Terry, Child of a meningococcal disease victim
When I was in the 1st grade my father, who was never sick woke up one morning feeling nauseated. He decided to go ahead into work in San Francisco. As the morning progressed, he got worse and was admitted to the hospital. Unfortunately, as the afternoon turned to evening, he died. He was 31 years old, had never had a serious illness and just got sick and died all in one day. Needless to say we were all in shock, especially when we were told they were not sure what caused his death.
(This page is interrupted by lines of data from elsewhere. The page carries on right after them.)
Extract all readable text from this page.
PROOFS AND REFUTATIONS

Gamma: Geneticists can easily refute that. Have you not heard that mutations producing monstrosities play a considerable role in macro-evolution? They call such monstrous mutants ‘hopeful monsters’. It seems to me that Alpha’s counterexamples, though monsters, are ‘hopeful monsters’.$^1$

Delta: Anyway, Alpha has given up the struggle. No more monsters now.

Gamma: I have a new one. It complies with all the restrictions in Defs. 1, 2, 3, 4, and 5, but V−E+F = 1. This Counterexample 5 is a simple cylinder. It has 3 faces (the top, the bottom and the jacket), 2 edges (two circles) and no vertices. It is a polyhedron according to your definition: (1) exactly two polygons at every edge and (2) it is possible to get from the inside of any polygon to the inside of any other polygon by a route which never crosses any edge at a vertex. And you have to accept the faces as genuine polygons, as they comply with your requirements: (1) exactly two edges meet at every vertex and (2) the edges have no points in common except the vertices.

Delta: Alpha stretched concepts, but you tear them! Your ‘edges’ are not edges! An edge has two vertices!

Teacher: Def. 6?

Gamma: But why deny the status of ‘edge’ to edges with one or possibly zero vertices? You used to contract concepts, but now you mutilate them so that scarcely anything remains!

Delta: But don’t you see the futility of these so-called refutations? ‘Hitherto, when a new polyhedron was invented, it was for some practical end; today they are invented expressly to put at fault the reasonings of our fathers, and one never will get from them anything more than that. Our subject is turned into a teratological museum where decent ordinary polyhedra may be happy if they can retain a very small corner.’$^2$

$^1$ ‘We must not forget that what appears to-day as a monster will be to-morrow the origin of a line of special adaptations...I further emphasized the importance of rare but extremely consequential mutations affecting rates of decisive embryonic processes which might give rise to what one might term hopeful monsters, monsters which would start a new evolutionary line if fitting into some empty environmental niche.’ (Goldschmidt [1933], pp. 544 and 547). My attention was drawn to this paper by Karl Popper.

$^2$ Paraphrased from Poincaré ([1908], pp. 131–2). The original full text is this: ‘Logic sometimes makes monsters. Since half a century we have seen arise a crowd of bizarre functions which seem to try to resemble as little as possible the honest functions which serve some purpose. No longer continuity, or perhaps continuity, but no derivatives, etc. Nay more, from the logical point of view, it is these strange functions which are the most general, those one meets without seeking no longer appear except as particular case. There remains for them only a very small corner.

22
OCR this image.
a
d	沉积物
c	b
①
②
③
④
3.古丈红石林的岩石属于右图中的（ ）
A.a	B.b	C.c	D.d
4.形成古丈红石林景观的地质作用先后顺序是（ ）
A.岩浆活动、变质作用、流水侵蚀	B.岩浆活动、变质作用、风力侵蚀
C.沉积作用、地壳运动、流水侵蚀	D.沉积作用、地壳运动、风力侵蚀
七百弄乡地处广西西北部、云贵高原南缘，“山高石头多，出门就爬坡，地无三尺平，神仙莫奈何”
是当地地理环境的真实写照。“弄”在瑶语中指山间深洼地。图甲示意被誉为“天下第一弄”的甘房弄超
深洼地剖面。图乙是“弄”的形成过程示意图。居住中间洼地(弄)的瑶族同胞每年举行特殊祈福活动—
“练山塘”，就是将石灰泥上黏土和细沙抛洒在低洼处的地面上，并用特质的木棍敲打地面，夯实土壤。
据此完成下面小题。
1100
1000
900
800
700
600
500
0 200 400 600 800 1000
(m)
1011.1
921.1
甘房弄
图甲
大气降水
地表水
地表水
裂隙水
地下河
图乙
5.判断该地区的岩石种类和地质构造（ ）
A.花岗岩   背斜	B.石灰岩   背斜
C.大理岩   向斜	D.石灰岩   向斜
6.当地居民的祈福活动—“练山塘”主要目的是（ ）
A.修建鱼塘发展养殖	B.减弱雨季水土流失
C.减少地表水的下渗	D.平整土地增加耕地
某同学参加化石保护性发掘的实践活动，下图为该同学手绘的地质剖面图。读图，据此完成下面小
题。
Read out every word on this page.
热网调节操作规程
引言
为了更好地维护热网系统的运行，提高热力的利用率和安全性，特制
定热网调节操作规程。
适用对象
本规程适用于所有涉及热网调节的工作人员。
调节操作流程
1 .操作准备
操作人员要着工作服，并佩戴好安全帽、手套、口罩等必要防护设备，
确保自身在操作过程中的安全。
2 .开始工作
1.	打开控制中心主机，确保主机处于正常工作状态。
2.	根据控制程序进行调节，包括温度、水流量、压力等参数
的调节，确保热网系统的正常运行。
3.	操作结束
We didn't even have a chance to tell him goodbye. We returned home from the funeral to a Christmas tree with presents for our dad still under the tree. It was almost a week before we learned of the reason being Spinal Meningitis, something we had never heard of. During that week my mother had to make many life changing decisions to raise four young children as a single parent. That was over 42 years ago and there are still so many people who have never even heard of meningitis and what is even scarier is that people still die or become permanently disabled.
The speed of this disease taking over your body is still today as it was in 1965, devastating. I feel as if there is no "getting a handle" on this once you have it. The day I heard immunizations were available, I thought to myself, "wonderful news" I would tell everyone, don't wait till someone close to you experiences this disease, be proactive and get the vaccine.